Actress Marilyn Monroe vacationed in Mexico and “associated closely” with suspected communists, much to the chagrin of her personal staff, according to newly-released FBI records.
The Associated Press reported that the redacted files, brought to light after a Freedom of Information Act request, show an investigation into Monroe’s suspected ties with members of the American Communist Group in Mexico.
Records describe the group as “a loose association of a predominantly social nature of present and/or past members of the Communist Party, USA, and their friends or associates who share a common sympathy for Communism and the Soviet Union.”
Among the events recorded in Monroe’s file is a Mexican vacation in 1962 with an unidentified friend of her ex-husband, playwright Arthur Miller. According to one report, filed on March 6 of that year, though Miller had divorced Monroe (identified as “the subject”) and remarried by the time of her trip, his suspected political views stayed with the actress, which worried her interior decorator, Eunice Churchill.

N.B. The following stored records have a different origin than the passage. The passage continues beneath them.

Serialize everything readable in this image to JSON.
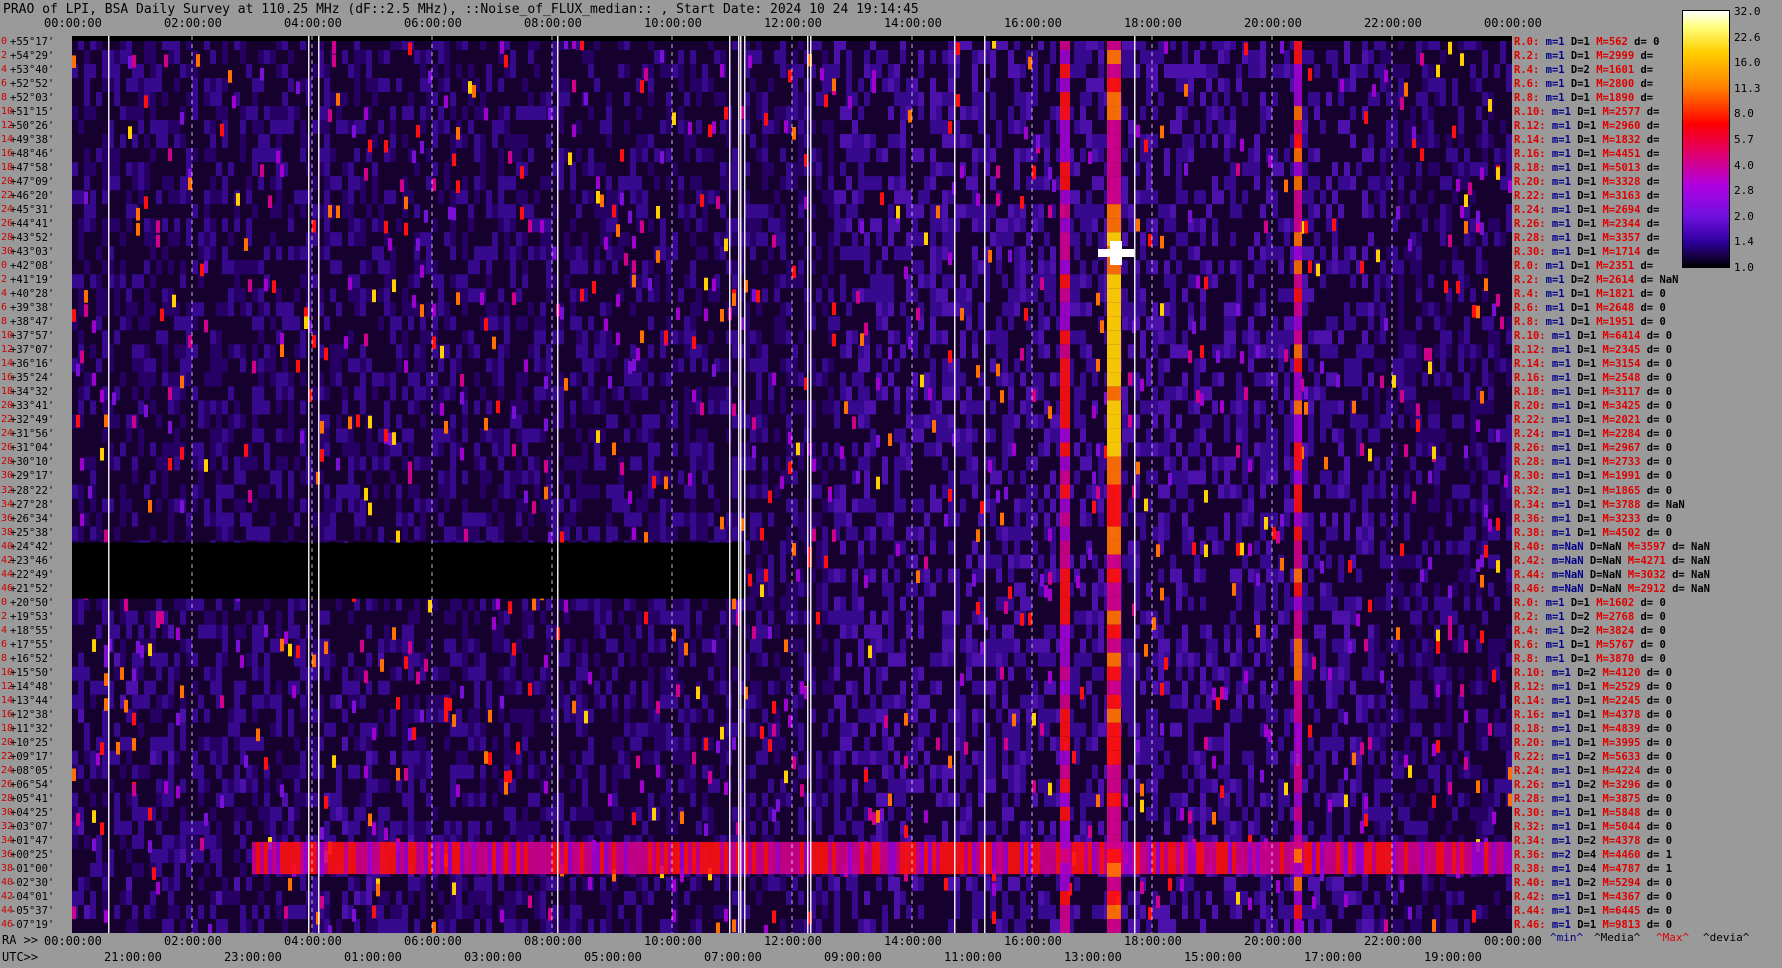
{
  "header": {
    "title": "PRAO of LPI, BSA Daily Survey at 110.25 MHz (dF::2.5 MHz), ::Noise_of_FLUX_median:: , Start Date: 2024 10 24 19:14:45"
  },
  "footer": {
    "ra_prefix": "RA >>",
    "utc_prefix": "UTC>>"
  },
  "chart_data": {
    "type": "heatmap",
    "title": "PRAO of LPI, BSA Daily Survey at 110.25 MHz (dF::2.5 MHz), ::Noise_of_FLUX_median:: , Start Date: 2024 10 24 19:14:45",
    "x_top_ticks": [
      "00:00:00",
      "02:00:00",
      "04:00:00",
      "06:00:00",
      "08:00:00",
      "10:00:00",
      "12:00:00",
      "14:00:00",
      "16:00:00",
      "18:00:00",
      "20:00:00",
      "22:00:00",
      "00:00:00"
    ],
    "x_ra_ticks": [
      "00:00:00",
      "02:00:00",
      "04:00:00",
      "06:00:00",
      "08:00:00",
      "10:00:00",
      "12:00:00",
      "14:00:00",
      "16:00:00",
      "18:00:00",
      "20:00:00",
      "22:00:00",
      "00:00:00"
    ],
    "x_utc_ticks": [
      "21:00:00",
      "23:00:00",
      "01:00:00",
      "03:00:00",
      "05:00:00",
      "07:00:00",
      "09:00:00",
      "11:00:00",
      "13:00:00",
      "15:00:00",
      "17:00:00",
      "19:00:00"
    ],
    "declinations": [
      "+55°17'",
      "+54°29'",
      "+53°40'",
      "+52°52'",
      "+52°03'",
      "+51°15'",
      "+50°26'",
      "+49°38'",
      "+48°46'",
      "+47°58'",
      "+47°09'",
      "+46°20'",
      "+45°31'",
      "+44°41'",
      "+43°52'",
      "+43°03'",
      "+42°08'",
      "+41°19'",
      "+40°28'",
      "+39°38'",
      "+38°47'",
      "+37°57'",
      "+37°07'",
      "+36°16'",
      "+35°24'",
      "+34°32'",
      "+33°41'",
      "+32°49'",
      "+31°56'",
      "+31°04'",
      "+30°10'",
      "+29°17'",
      "+28°22'",
      "+27°28'",
      "+26°34'",
      "+25°38'",
      "+24°42'",
      "+23°46'",
      "+22°49'",
      "+21°52'",
      "+20°50'",
      "+19°53'",
      "+18°55'",
      "+17°55'",
      "+16°52'",
      "+15°50'",
      "+14°48'",
      "+13°44'",
      "+12°38'",
      "+11°32'",
      "+10°25'",
      "+09°17'",
      "+08°05'",
      "+06°54'",
      "+05°41'",
      "+04°25'",
      "+03°07'",
      "+01°47'",
      "+00°25'",
      "-01°00'",
      "-02°30'",
      "-04°01'",
      "-05°37'",
      "-07°19'"
    ],
    "row_index": [
      "0",
      "2",
      "4",
      "6",
      "8",
      "10",
      "12",
      "14",
      "16",
      "18",
      "20",
      "22",
      "24",
      "26",
      "28",
      "30",
      "0",
      "2",
      "4",
      "6",
      "8",
      "10",
      "12",
      "14",
      "16",
      "18",
      "20",
      "22",
      "24",
      "26",
      "28",
      "30",
      "32",
      "34",
      "36",
      "38",
      "40",
      "42",
      "44",
      "46",
      "0",
      "2",
      "4",
      "6",
      "8",
      "10",
      "12",
      "14",
      "16",
      "18",
      "20",
      "22",
      "24",
      "26",
      "28",
      "30",
      "32",
      "34",
      "36",
      "38",
      "40",
      "42",
      "44",
      "46"
    ],
    "colorbar": {
      "ticks": [
        "32.0",
        "22.6",
        "16.0",
        "11.3",
        "8.0",
        "5.7",
        "4.0",
        "2.8",
        "2.0",
        "1.4",
        "1.0"
      ],
      "scale": "log"
    },
    "stats": [
      {
        "r": "R.0:",
        "m": "m=1",
        "D": "D=1",
        "M": "M=562",
        "d": "d= 0"
      },
      {
        "r": "R.2:",
        "m": "m=1",
        "D": "D=1",
        "M": "M=2999",
        "d": "d="
      },
      {
        "r": "R.4:",
        "m": "m=1",
        "D": "D=2",
        "M": "M=1601",
        "d": "d="
      },
      {
        "r": "R.6:",
        "m": "m=1",
        "D": "D=1",
        "M": "M=2800",
        "d": "d="
      },
      {
        "r": "R.8:",
        "m": "m=1",
        "D": "D=1",
        "M": "M=1890",
        "d": "d="
      },
      {
        "r": "R.10:",
        "m": "m=1",
        "D": "D=1",
        "M": "M=2577",
        "d": "d="
      },
      {
        "r": "R.12:",
        "m": "m=1",
        "D": "D=1",
        "M": "M=2960",
        "d": "d="
      },
      {
        "r": "R.14:",
        "m": "m=1",
        "D": "D=1",
        "M": "M=1832",
        "d": "d="
      },
      {
        "r": "R.16:",
        "m": "m=1",
        "D": "D=1",
        "M": "M=4451",
        "d": "d="
      },
      {
        "r": "R.18:",
        "m": "m=1",
        "D": "D=1",
        "M": "M=5013",
        "d": "d="
      },
      {
        "r": "R.20:",
        "m": "m=1",
        "D": "D=1",
        "M": "M=3328",
        "d": "d="
      },
      {
        "r": "R.22:",
        "m": "m=1",
        "D": "D=1",
        "M": "M=3163",
        "d": "d="
      },
      {
        "r": "R.24:",
        "m": "m=1",
        "D": "D=1",
        "M": "M=2694",
        "d": "d="
      },
      {
        "r": "R.26:",
        "m": "m=1",
        "D": "D=1",
        "M": "M=2344",
        "d": "d="
      },
      {
        "r": "R.28:",
        "m": "m=1",
        "D": "D=1",
        "M": "M=3357",
        "d": "d="
      },
      {
        "r": "R.30:",
        "m": "m=1",
        "D": "D=1",
        "M": "M=1714",
        "d": "d="
      },
      {
        "r": "R.0:",
        "m": "m=1",
        "D": "D=1",
        "M": "M=2351",
        "d": "d="
      },
      {
        "r": "R.2:",
        "m": "m=1",
        "D": "D=2",
        "M": "M=2614",
        "d": "d= NaN"
      },
      {
        "r": "R.4:",
        "m": "m=1",
        "D": "D=1",
        "M": "M=1821",
        "d": "d= 0"
      },
      {
        "r": "R.6:",
        "m": "m=1",
        "D": "D=1",
        "M": "M=2648",
        "d": "d= 0"
      },
      {
        "r": "R.8:",
        "m": "m=1",
        "D": "D=1",
        "M": "M=1951",
        "d": "d= 0"
      },
      {
        "r": "R.10:",
        "m": "m=1",
        "D": "D=1",
        "M": "M=6414",
        "d": "d= 0"
      },
      {
        "r": "R.12:",
        "m": "m=1",
        "D": "D=1",
        "M": "M=2345",
        "d": "d= 0"
      },
      {
        "r": "R.14:",
        "m": "m=1",
        "D": "D=1",
        "M": "M=3154",
        "d": "d= 0"
      },
      {
        "r": "R.16:",
        "m": "m=1",
        "D": "D=1",
        "M": "M=2548",
        "d": "d= 0"
      },
      {
        "r": "R.18:",
        "m": "m=1",
        "D": "D=1",
        "M": "M=3117",
        "d": "d= 0"
      },
      {
        "r": "R.20:",
        "m": "m=1",
        "D": "D=1",
        "M": "M=3425",
        "d": "d= 0"
      },
      {
        "r": "R.22:",
        "m": "m=1",
        "D": "D=1",
        "M": "M=2021",
        "d": "d= 0"
      },
      {
        "r": "R.24:",
        "m": "m=1",
        "D": "D=1",
        "M": "M=2284",
        "d": "d= 0"
      },
      {
        "r": "R.26:",
        "m": "m=1",
        "D": "D=1",
        "M": "M=2967",
        "d": "d= 0"
      },
      {
        "r": "R.28:",
        "m": "m=1",
        "D": "D=1",
        "M": "M=2733",
        "d": "d= 0"
      },
      {
        "r": "R.30:",
        "m": "m=1",
        "D": "D=1",
        "M": "M=1991",
        "d": "d= 0"
      },
      {
        "r": "R.32:",
        "m": "m=1",
        "D": "D=1",
        "M": "M=1865",
        "d": "d= 0"
      },
      {
        "r": "R.34:",
        "m": "m=1",
        "D": "D=1",
        "M": "M=3788",
        "d": "d= NaN"
      },
      {
        "r": "R.36:",
        "m": "m=1",
        "D": "D=1",
        "M": "M=3233",
        "d": "d= 0"
      },
      {
        "r": "R.38:",
        "m": "m=1",
        "D": "D=1",
        "M": "M=4502",
        "d": "d= 0"
      },
      {
        "r": "R.40:",
        "m": "m=NaN",
        "D": "D=NaN",
        "M": "M=3597",
        "d": "d= NaN"
      },
      {
        "r": "R.42:",
        "m": "m=NaN",
        "D": "D=NaN",
        "M": "M=4271",
        "d": "d= NaN"
      },
      {
        "r": "R.44:",
        "m": "m=NaN",
        "D": "D=NaN",
        "M": "M=3032",
        "d": "d= NaN"
      },
      {
        "r": "R.46:",
        "m": "m=NaN",
        "D": "D=NaN",
        "M": "M=2912",
        "d": "d= NaN"
      },
      {
        "r": "R.0:",
        "m": "m=1",
        "D": "D=1",
        "M": "M=1602",
        "d": "d= 0"
      },
      {
        "r": "R.2:",
        "m": "m=1",
        "D": "D=2",
        "M": "M=2768",
        "d": "d= 0"
      },
      {
        "r": "R.4:",
        "m": "m=1",
        "D": "D=2",
        "M": "M=3824",
        "d": "d= 0"
      },
      {
        "r": "R.6:",
        "m": "m=1",
        "D": "D=1",
        "M": "M=5767",
        "d": "d= 0"
      },
      {
        "r": "R.8:",
        "m": "m=1",
        "D": "D=1",
        "M": "M=3870",
        "d": "d= 0"
      },
      {
        "r": "R.10:",
        "m": "m=1",
        "D": "D=2",
        "M": "M=4120",
        "d": "d= 0"
      },
      {
        "r": "R.12:",
        "m": "m=1",
        "D": "D=1",
        "M": "M=2529",
        "d": "d= 0"
      },
      {
        "r": "R.14:",
        "m": "m=1",
        "D": "D=1",
        "M": "M=2245",
        "d": "d= 0"
      },
      {
        "r": "R.16:",
        "m": "m=1",
        "D": "D=1",
        "M": "M=4378",
        "d": "d= 0"
      },
      {
        "r": "R.18:",
        "m": "m=1",
        "D": "D=1",
        "M": "M=4839",
        "d": "d= 0"
      },
      {
        "r": "R.20:",
        "m": "m=1",
        "D": "D=1",
        "M": "M=3995",
        "d": "d= 0"
      },
      {
        "r": "R.22:",
        "m": "m=1",
        "D": "D=2",
        "M": "M=5633",
        "d": "d= 0"
      },
      {
        "r": "R.24:",
        "m": "m=1",
        "D": "D=1",
        "M": "M=4224",
        "d": "d= 0"
      },
      {
        "r": "R.26:",
        "m": "m=1",
        "D": "D=2",
        "M": "M=3296",
        "d": "d= 0"
      },
      {
        "r": "R.28:",
        "m": "m=1",
        "D": "D=1",
        "M": "M=3875",
        "d": "d= 0"
      },
      {
        "r": "R.30:",
        "m": "m=1",
        "D": "D=1",
        "M": "M=5848",
        "d": "d= 0"
      },
      {
        "r": "R.32:",
        "m": "m=1",
        "D": "D=1",
        "M": "M=5044",
        "d": "d= 0"
      },
      {
        "r": "R.34:",
        "m": "m=1",
        "D": "D=2",
        "M": "M=4378",
        "d": "d= 0"
      },
      {
        "r": "R.36:",
        "m": "m=2",
        "D": "D=4",
        "M": "M=4460",
        "d": "d= 1"
      },
      {
        "r": "R.38:",
        "m": "m=1",
        "D": "D=4",
        "M": "M=4787",
        "d": "d= 1"
      },
      {
        "r": "R.40:",
        "m": "m=1",
        "D": "D=2",
        "M": "M=5294",
        "d": "d= 0"
      },
      {
        "r": "R.42:",
        "m": "m=1",
        "D": "D=1",
        "M": "M=4367",
        "d": "d= 0"
      },
      {
        "r": "R.44:",
        "m": "m=1",
        "D": "D=1",
        "M": "M=6445",
        "d": "d= 0"
      },
      {
        "r": "R.46:",
        "m": "m=1",
        "D": "D=1",
        "M": "M=9813",
        "d": "d= 0"
      }
    ],
    "legend": {
      "min": "^min^",
      "median": "^Media^",
      "max": "^Max^",
      "devia": "^devia^"
    },
    "colors": {
      "min": "#00008a",
      "median": "#000000",
      "max": "#e00000",
      "devia": "#000000"
    }
  }
}
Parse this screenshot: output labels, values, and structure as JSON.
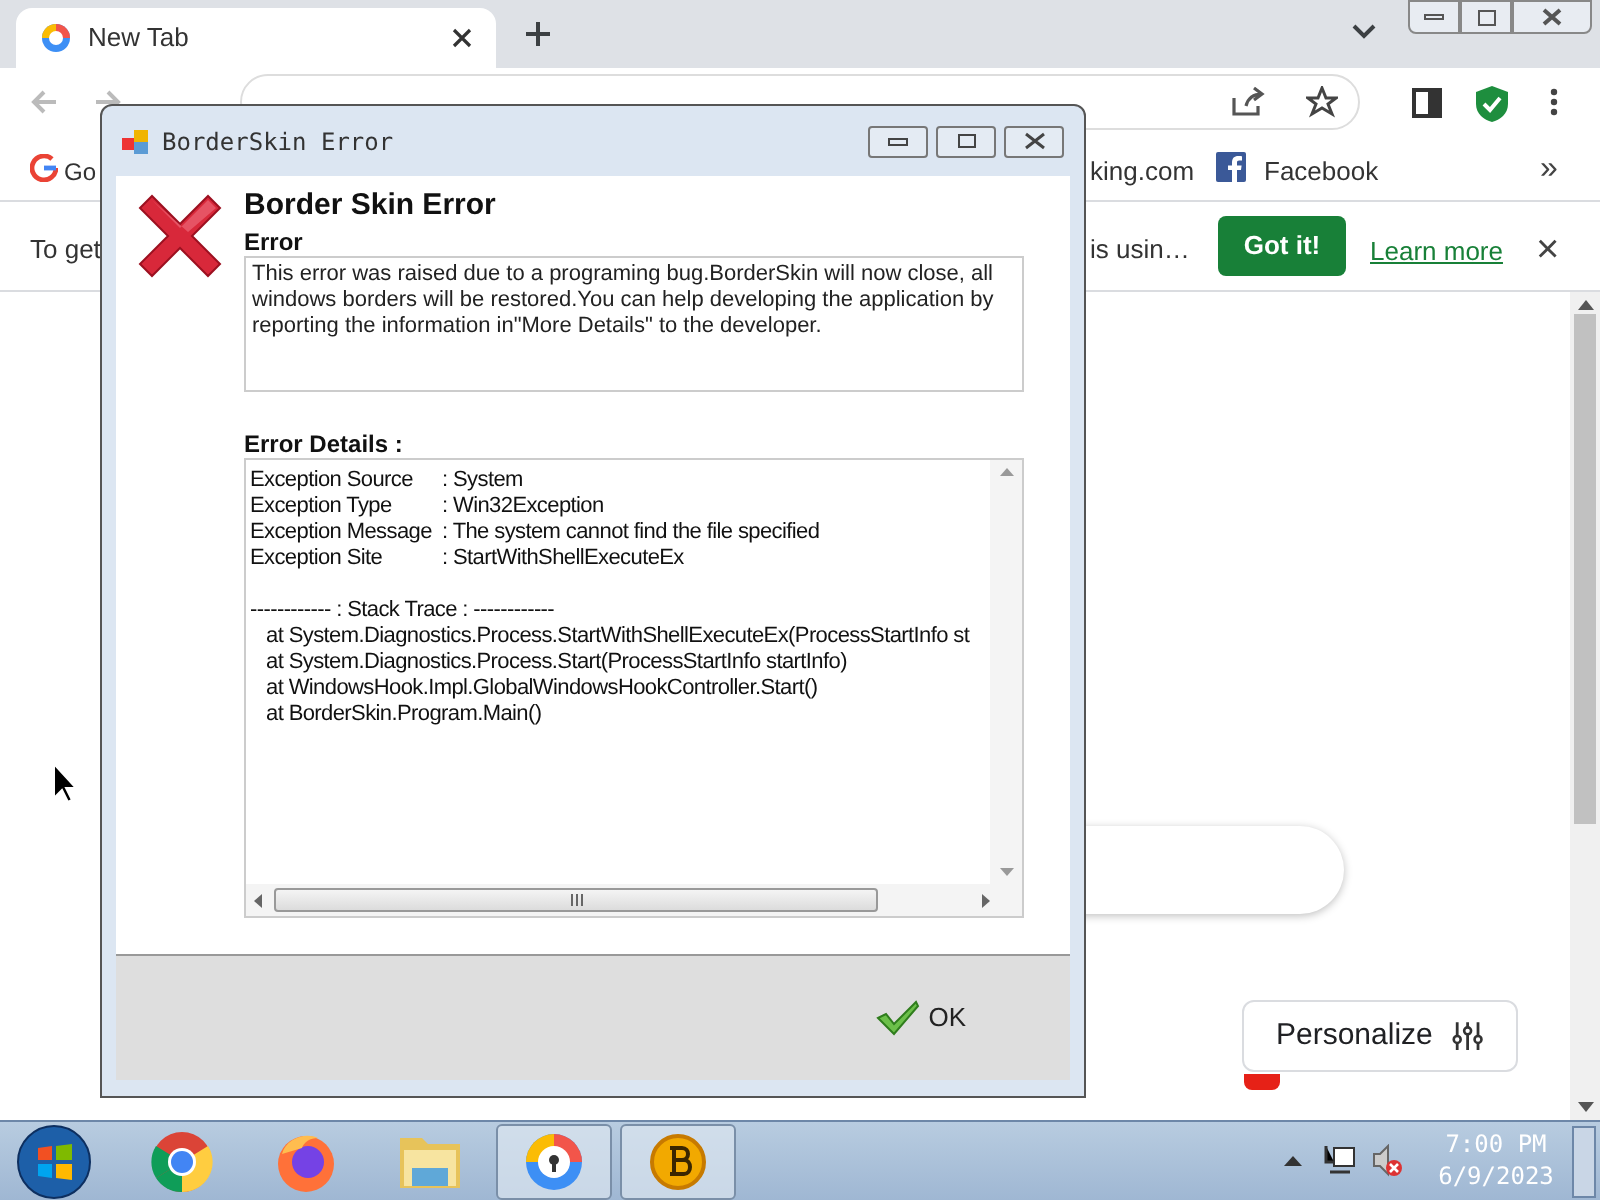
{
  "browser": {
    "tabs": [
      {
        "title": "New Tab",
        "selected": true
      }
    ],
    "bookmarks": [
      {
        "label": "Go"
      },
      {
        "label": "king.com"
      },
      {
        "label": "Facebook"
      }
    ],
    "bookmarks_more": "»"
  },
  "infobar": {
    "text_start": "To get",
    "text_end": "is usin…",
    "button": "Got it!",
    "link": "Learn more",
    "close": "×"
  },
  "personalize": "Personalize",
  "dialog": {
    "title": "BorderSkin Error",
    "heading": "Border Skin Error",
    "section": "Error",
    "message": "This error was raised due to a programing bug.BorderSkin will now close, all windows borders will be restored.You can help developing the application by reporting the information in\"More Details\" to the developer.",
    "details_label": "Error Details :",
    "fields": [
      {
        "label": "Exception Source",
        "value": ": System"
      },
      {
        "label": "Exception Type",
        "value": ": Win32Exception"
      },
      {
        "label": "Exception Message",
        "value": ": The system cannot find the file specified"
      },
      {
        "label": "Exception Site",
        "value": ": StartWithShellExecuteEx"
      }
    ],
    "trace_header": "------------ : Stack Trace : ------------",
    "trace": [
      "at System.Diagnostics.Process.StartWithShellExecuteEx(ProcessStartInfo st",
      "at System.Diagnostics.Process.Start(ProcessStartInfo startInfo)",
      "at WindowsHook.Impl.GlobalWindowsHookController.Start()",
      "at BorderSkin.Program.Main()"
    ],
    "ok": "OK"
  },
  "taskbar": {
    "apps": [
      {
        "kind": "chrome",
        "active": false
      },
      {
        "kind": "firefox",
        "active": false
      },
      {
        "kind": "folder",
        "active": false
      },
      {
        "kind": "browser",
        "active": true
      },
      {
        "kind": "coin",
        "active": true
      }
    ],
    "time": "7:00 PM",
    "date": "6/9/2023"
  }
}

“According to Churchill, the subject was much disturbed by Arthur Miller’s marriage on 2/20/62 and feels like a ‘negated sex symbol,’” the report said, adding that Monroe and the friend had developed a mutual attraction. “Churchill said that subject ‘has a lot of leftist rubbed off from Miller.’”
The AP identified Miller’s friend as Frederick Vanderbilt Field, who was living in Mexico at the time with her wife after being disowned from his wealthy family for his political ideology. In his autobiography, From Right To Left, Field said Monroe talked to him and his wife “about her strong feelings for civil rights, for black equality, as well as her admiration for what was being done in China.”
Field also wrote that Monroe was angry about the anti-Communist witch hunt organized by Sen. Joe McCarthy (R-WI) and said she hated then-FBI Director J. Edgar Hoover.
Among the developments also chronicled in Monroe’s dossier are an Aug. 1955 visa request by her manager for the purposes of her visiting the Soviet Union; a 1956 tour of Brooklyn, New York led by an unnamed Life Magazine photographer described as “a [Communist] party member”; and a 1962 luncheon she attended with President John F. Kennedy in which “Monroe’s views were described as positively and concisely leftist.”